It is also possible to configure in _export section.

Examples:

_export:
  py:
    python: /opt/conda/bin/python

S3 Operations

The py> operator supports S3 file operations (s3_get and s3_put) with both access key and assume role credential providers.

S3 Options

  • s3_get: LIST

    List of S3 objects to download before executing the Python script. Each item should specify from (S3 path) and to (local path).

    The recursive option can be used to download all files in a directory.

    Examples:

    py>: tasks.MyWorkflow.my_task
    s3_get:
      - from: my-bucket/data/input-data.csv
        to: tmp/data/input.csv
      - from: my-bucket/data/config.json
        to: tmp/data/config.json
      - from: my-bucket/scripts/
        to: tmp/scripts/
        recursive: true
  • s3_put: LIST

    List of local files to upload to S3 after executing the Python script.
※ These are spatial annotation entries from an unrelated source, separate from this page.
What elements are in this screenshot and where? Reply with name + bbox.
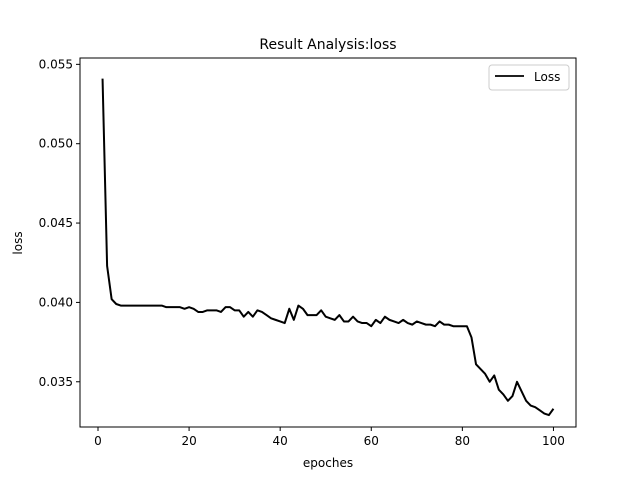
y-tick-label: 0.055 [39,57,73,71]
y-axis-label: loss [11,231,25,254]
legend-box [488,64,570,91]
x-axis-label: epoches [303,456,353,470]
axes-frame [79,57,577,428]
y-tick-label: 0.045 [39,216,73,230]
chart-title: Result Analysis:loss [259,37,396,53]
x-tick-label: 40 [273,434,288,448]
plot-area: 0 20 40 60 80 100 0.035 0.040 0.045 0.050 0.055 [39,57,577,448]
legend-entry-loss: Loss [534,70,560,84]
y-tick-label: 0.035 [39,375,73,389]
x-tick-label: 0 [94,434,102,448]
x-tick-label: 20 [181,434,196,448]
x-tick-label: 80 [455,434,470,448]
x-tick-label: 100 [542,434,565,448]
series-line-loss [101,78,555,417]
y-tick-label: 0.040 [39,295,73,309]
x-tick-label: 60 [364,434,379,448]
y-tick-label: 0.050 [39,137,73,151]
legend: Loss [488,64,570,91]
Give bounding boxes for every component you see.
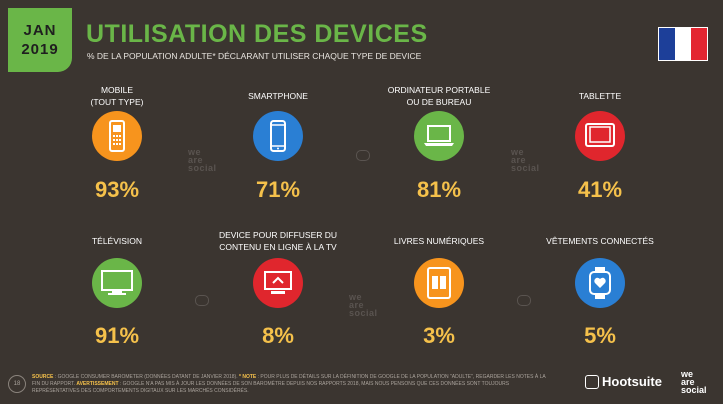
- device-value: 93%: [94, 177, 140, 202]
- device-label: DEVICE POUR DIFFUSER DU CONTENU EN LIGNE …: [203, 229, 353, 253]
- we-are-social-logo: we are social: [681, 369, 707, 395]
- television-icon: [92, 258, 142, 308]
- device-label-line: OU DE BUREAU: [406, 97, 472, 107]
- device-tile: TÉLÉVISION 91%: [42, 0, 192, 404]
- device-value: 3%: [423, 323, 455, 348]
- owl-watermark-icon: [517, 295, 531, 306]
- streaming-device-icon: [253, 258, 303, 308]
- device-value: 8%: [262, 323, 294, 348]
- device-label: ORDINATEUR PORTABLE OU DE BUREAU: [364, 84, 514, 108]
- device-label-line: TÉLÉVISION: [91, 236, 143, 246]
- device-label-line: VÊTEMENTS CONNECTÉS: [546, 236, 654, 246]
- device-tile: SMARTPHONE 71%: [203, 0, 353, 404]
- device-tile: DEVICE POUR DIFFUSER DU CONTENU EN LIGNE …: [203, 0, 353, 404]
- date-year: 2019: [21, 41, 59, 58]
- smartphone-icon: [253, 111, 303, 161]
- device-label-line: DEVICE POUR DIFFUSER DU: [218, 230, 338, 240]
- page-number: 18: [8, 375, 26, 393]
- watermark-we-are-social: we are social: [349, 292, 378, 318]
- device-label: SMARTPHONE: [203, 90, 353, 102]
- watermark-we-are-social: we are social: [188, 147, 217, 173]
- device-label-line: TABLETTE: [578, 91, 622, 101]
- device-value: 5%: [584, 323, 616, 348]
- device-value: 71%: [255, 177, 301, 202]
- device-value: 41%: [577, 177, 623, 202]
- ebook-icon: [414, 258, 464, 308]
- device-label-line: LIVRES NUMÉRIQUES: [393, 236, 485, 246]
- device-value: 81%: [416, 177, 462, 202]
- owl-watermark-icon: [195, 295, 209, 306]
- device-tile: MOBILE (TOUT TYPE) 93%: [42, 0, 192, 404]
- device-tile: ORDINATEUR PORTABLE OU DE BUREAU 81%: [364, 0, 514, 404]
- device-label: TÉLÉVISION: [42, 235, 192, 247]
- device-value: 91%: [94, 323, 140, 348]
- watermark-we-are-social: we are social: [511, 147, 540, 173]
- device-label: TABLETTE: [525, 90, 675, 102]
- page-title: UTILISATION DES DEVICES: [86, 20, 428, 48]
- device-tile: VÊTEMENTS CONNECTÉS 5%: [525, 0, 675, 404]
- footer-notes: SOURCE : GOOGLE CONSUMER BAROMETER (DONN…: [32, 374, 546, 394]
- device-label: MOBILE (TOUT TYPE): [42, 84, 192, 108]
- date-badge: JAN 2019: [8, 8, 72, 72]
- page-subtitle: % DE LA POPULATION ADULTE* DÉCLARANT UTI…: [87, 51, 422, 61]
- smartwatch-icon: [575, 258, 625, 308]
- device-label-line: SMARTPHONE: [248, 91, 308, 101]
- device-label-line: MOBILE: [100, 85, 134, 95]
- mobile-phone-icon: [92, 111, 142, 161]
- device-label-line: CONTENU EN LIGNE À LA TV: [219, 242, 337, 252]
- tablet-icon: [575, 111, 625, 161]
- laptop-icon: [414, 111, 464, 161]
- device-tile: LIVRES NUMÉRIQUES 3%: [364, 0, 514, 404]
- device-label: VÊTEMENTS CONNECTÉS: [525, 235, 675, 247]
- device-label-line: ORDINATEUR PORTABLE: [387, 85, 491, 95]
- device-label: LIVRES NUMÉRIQUES: [364, 235, 514, 247]
- device-label-line: (TOUT TYPE): [90, 97, 144, 107]
- date-month: JAN: [23, 22, 57, 39]
- device-tile: TABLETTE 41%: [525, 0, 675, 404]
- hootsuite-owl-icon: [585, 374, 599, 389]
- hootsuite-logo: Hootsuite: [585, 374, 662, 389]
- owl-watermark-icon: [356, 150, 370, 161]
- france-flag-icon: [658, 27, 708, 61]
Each item should specify from (local path) and to (S3 path).

    The recursive option can be used to upload all files in a directory.

    Examples:

    py>: tasks.MyWorkflow.my_task
    s3_put:
      - from: tmp/output/result.csv
        to: my-bucket/results/result.csv
      - from: tmp/logs/
        to: my-bucket/logs/
        recursive: true
  • s3_credential_provider: NAME

    The credential provider to use for S3 operations. Supported values are access_key (default) and assume_role.

    Examples:

    py>: tasks.MyWorkflow.my_task
    s3_credential_provider: assume_role
    s3_assume_role_authentication_id: ${auth_id}
    s3_region: us-east-1
    s3_get: ...
    s3_put: ...
  • s3_assume_role_authentication_id: NUMBER

    The authentication ID for assume role when using s3_credential_provider: assume_role. This corresponds to the TD Data Connector configuration.

    How to get authentication_id is written in Reusing the existing Authentication.

  • s3_region: REGION

    AWS region for S3 operations. Default is us-east-1.